A carry trade is borrowing in one currency and investing in another. The profit to be made is the difference between interest rates or the potential gain.
For banks, the classical example is Japan, who was the king of carry trades woth $1 trillion, until the 2008 crash, when the trades began to unwind due to the lowering of interest rates in Europe, America and the UK. Banks would borrow in Japanese Yen, which came with a low interest rate and then lend this money in currencies that attracted a higher interest rate (such as the UK or another OECD nation). So the profit would be classical banking, or the difference between borrowing at 1% and lending at 6 or 7%.
For individuals a carry trade is using the entire limit of a 0% credit card before the interest is applied and investing it in either a saving account (little to no risk, but low rate) or if one wishes a higher, but riskier, return the stock or derivatives market.

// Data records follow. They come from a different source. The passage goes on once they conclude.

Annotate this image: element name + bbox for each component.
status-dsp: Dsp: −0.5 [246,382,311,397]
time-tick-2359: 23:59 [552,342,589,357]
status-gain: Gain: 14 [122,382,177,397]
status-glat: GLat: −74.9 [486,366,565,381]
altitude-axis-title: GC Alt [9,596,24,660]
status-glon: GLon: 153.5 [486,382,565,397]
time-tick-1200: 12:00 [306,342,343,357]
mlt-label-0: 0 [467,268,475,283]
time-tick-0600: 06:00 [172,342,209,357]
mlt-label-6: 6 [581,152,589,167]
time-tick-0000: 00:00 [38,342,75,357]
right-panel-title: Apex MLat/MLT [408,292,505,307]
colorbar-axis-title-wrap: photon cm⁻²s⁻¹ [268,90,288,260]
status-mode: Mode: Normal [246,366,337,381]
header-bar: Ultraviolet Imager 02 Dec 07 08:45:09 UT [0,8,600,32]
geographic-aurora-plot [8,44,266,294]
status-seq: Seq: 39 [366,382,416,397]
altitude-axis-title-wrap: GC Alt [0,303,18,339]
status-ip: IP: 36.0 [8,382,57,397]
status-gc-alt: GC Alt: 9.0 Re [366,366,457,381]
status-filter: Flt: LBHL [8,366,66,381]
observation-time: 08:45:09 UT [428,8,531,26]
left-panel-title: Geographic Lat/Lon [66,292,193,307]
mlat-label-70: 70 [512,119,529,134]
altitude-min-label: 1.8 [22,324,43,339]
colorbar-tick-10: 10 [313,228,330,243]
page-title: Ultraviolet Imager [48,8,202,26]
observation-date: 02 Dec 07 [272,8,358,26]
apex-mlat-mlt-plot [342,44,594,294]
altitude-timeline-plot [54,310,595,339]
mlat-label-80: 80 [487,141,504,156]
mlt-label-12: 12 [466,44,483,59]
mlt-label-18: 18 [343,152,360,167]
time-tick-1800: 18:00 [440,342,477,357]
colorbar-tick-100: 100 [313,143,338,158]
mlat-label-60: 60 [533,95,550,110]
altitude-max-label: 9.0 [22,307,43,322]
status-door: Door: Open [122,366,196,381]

A subset of the carry trade exists in the EU, which while it has the same currency has different yields for its bonds. In 2011 the ECB began one of its many LTRO (Long Term Refinancing Operations), which allowed Europe's banks to collectively borrow trillions, the collateral for these loans was of course European government debt, but the ECB was not quite the ultra conservative Bundesbank as it accepted and did not discount or discriminate between member states . The banks were able to use the bonds of Italy, Greece, Spain, Portugal, Ireland etc to get 100% of their face value, which then they used to buy... more bonds of the same. why? Aside from the national pressure the banking sectors in each country probably came under to buy 'our' debt, the capitalist insentive was the carry trade : the interest rate spread (profit) between the cost of borrowing from the ECB at 1% (the carry) to these bonds (Italy 5%, Greece 20%).